Tuesday, February 15, 2011

Jeanne Eagels in "The Letter"

Jeanne Eagels received her only Oscar nomination for playing Leslie Crosbie in The Letter.

This version of The Letter is rightfully forgotten. I myself sometimes find it enjoyable to see films from other times just to give myself some kind of balance, but when you are a given a film that was made in 1929 that is both unwatchable (almost literally, since I found it online and the sound was not the best, to say the least) and unnecessary. If you want to see a great version of the story, look no further then the 1940 version. But anyways, the story of The Letter goes something like this: a woman kills her secret lover, who she claimed tried to rape her, and must prove her innocence.

Jeanne Eagels died of an unfortunate overdose after The Letter was released, making her the first posthumous nominee in the history of the Academy Awards.

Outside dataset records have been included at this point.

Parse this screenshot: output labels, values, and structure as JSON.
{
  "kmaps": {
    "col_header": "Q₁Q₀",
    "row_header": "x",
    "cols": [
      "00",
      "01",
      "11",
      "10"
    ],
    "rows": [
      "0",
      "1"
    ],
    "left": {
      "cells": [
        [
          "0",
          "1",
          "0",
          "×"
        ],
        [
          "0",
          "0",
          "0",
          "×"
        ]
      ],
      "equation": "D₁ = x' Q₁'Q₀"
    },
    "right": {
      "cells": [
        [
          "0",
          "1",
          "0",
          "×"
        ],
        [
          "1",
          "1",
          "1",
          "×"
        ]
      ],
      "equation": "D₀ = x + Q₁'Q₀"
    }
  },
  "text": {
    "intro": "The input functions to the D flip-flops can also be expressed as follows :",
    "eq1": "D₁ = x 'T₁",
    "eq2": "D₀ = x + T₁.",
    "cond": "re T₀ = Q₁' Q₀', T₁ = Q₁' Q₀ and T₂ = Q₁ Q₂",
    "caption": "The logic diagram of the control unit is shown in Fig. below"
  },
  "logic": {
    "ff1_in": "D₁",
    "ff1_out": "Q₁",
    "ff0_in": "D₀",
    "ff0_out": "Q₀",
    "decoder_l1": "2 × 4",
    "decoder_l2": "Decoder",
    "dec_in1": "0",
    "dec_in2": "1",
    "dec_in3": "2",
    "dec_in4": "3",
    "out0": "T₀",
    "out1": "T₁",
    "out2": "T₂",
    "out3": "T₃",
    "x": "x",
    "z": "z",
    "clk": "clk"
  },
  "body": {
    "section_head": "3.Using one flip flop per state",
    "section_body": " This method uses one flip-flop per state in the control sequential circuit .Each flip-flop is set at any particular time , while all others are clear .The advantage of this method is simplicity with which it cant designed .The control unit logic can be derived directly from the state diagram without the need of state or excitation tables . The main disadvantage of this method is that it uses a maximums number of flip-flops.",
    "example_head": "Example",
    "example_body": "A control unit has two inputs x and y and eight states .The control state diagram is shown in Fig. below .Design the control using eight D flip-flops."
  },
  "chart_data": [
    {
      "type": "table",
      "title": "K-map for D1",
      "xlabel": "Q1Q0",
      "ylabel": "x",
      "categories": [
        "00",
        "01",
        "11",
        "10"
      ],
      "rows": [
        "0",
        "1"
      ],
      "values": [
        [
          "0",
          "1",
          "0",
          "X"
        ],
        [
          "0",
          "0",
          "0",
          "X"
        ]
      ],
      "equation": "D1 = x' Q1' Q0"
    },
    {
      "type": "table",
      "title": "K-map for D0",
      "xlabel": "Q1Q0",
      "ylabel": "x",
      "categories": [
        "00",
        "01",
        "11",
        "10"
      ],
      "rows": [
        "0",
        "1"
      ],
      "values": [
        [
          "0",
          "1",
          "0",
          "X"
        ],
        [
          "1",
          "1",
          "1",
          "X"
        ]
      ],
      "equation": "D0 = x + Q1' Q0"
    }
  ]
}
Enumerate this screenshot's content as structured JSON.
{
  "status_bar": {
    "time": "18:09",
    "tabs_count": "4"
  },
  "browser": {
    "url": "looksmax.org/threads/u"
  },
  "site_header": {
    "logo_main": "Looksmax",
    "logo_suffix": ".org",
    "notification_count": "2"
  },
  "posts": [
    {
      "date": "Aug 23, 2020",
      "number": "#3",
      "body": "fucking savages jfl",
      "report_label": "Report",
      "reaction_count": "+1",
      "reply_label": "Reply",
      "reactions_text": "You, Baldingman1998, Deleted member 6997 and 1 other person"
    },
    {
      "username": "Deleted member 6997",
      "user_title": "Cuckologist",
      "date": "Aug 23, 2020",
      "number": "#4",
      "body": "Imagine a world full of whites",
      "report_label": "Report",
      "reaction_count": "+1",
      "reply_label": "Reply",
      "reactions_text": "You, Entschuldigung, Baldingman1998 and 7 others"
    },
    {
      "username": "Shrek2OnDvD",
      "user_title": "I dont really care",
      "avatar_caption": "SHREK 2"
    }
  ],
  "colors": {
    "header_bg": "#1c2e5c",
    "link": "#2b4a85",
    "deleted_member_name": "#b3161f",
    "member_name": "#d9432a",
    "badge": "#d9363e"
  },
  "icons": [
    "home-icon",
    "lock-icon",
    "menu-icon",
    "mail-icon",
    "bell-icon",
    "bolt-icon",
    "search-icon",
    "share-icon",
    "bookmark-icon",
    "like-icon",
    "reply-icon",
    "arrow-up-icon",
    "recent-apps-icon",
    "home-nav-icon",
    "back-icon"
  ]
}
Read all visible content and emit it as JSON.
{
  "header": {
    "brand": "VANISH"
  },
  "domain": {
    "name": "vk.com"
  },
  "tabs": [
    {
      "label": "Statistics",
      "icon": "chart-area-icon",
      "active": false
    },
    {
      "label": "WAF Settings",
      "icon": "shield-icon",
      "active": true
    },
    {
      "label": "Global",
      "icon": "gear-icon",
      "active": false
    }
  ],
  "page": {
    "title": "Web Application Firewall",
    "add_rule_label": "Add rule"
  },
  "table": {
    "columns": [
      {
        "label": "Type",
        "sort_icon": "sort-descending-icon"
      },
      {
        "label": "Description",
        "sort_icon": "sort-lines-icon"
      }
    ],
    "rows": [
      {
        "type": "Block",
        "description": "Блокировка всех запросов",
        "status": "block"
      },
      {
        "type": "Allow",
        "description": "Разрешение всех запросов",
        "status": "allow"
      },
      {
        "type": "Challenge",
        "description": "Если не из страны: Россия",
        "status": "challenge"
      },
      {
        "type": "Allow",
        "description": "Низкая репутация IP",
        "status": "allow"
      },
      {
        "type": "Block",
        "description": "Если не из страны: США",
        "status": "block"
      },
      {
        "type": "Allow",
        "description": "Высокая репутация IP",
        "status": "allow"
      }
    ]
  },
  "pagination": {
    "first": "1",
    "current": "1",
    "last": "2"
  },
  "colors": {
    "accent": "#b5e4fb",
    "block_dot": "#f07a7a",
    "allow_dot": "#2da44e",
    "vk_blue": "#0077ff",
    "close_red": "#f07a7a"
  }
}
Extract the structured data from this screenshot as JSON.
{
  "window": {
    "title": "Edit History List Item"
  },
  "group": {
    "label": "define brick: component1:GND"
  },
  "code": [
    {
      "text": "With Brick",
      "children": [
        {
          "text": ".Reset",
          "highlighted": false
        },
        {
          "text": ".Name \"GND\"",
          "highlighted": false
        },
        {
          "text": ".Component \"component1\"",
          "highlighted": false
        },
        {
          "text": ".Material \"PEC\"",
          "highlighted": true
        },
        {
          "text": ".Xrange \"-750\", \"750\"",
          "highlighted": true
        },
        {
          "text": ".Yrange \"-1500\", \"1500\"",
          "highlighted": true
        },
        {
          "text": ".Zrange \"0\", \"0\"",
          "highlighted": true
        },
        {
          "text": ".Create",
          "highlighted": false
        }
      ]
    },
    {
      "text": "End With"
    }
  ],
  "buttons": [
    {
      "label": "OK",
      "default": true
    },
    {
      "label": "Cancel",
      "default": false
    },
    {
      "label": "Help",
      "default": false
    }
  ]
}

She plays Leslie Crosbie, a seductive, mousy looking woman who tries to defend her innocence. At every turn of The Letter, Eagels tries to put power in every move and line - as this was the very early talkies, Eagels does incredibly well with the lines. To be perfectly honest, Jeanne Eagles gives one of those performances that goes through the motions until some critical points in the story.

When she is on trial and is clearly lying, she is terrific, showing how trying to convince the jury is just as hard as convincing the audience. And the final confrontation scene is just incredible! It's unbelievable such a well acted scene could be possible in the film. However, Eagels still has this bad aura around her performance, especially considering she moves at every possible moment, seeming fidgety and nervous (addiction showing it's causes, perhaps?). But, Jeanne Eagels' ghostly presence is intense and for a film from 1929, definitely wonderful - there's just too many cricks in it.

7 comments:

Fritz said...

Sounds very interesting!

dinasztie said...

Imteresting indeed. I hated the Bette version, though. Where did you find this movie?

Could you write about Helen Hayes next?

Louis Morgan said...

I'm glad to find out that this film is no longer considered lost. I have not seen it yet, but I certainly hope more of the lost early nominees are found particularly The Way of All Flesh.

Sage Slowdive said...

I actually found this online, it was on one of the torrent websites before everything went haywire.

Brandon (Twister) said...

Wow, I have heard this was impossible to find, and remember that someone once offered to pay money for anyone who could find it!

By the way, and this is kind of off topic, but have you ever seen a online copy of Halloween 2: The Tv Version, because I have been trying to find it ever since AMC stopped showing it, and I have heard that it could be downloaded. I'm one of the few people who enjoy seeing that version!

joe burns said...

Interesting review, I didn't know that the 1940 version was a remake this version...



By the way, can you do 1940 next?

Sage Slowdive said...

All those torrent sites are gone with the wind, so I couldn't really tell you a legitimate answer but I would assume it's somewhere out there.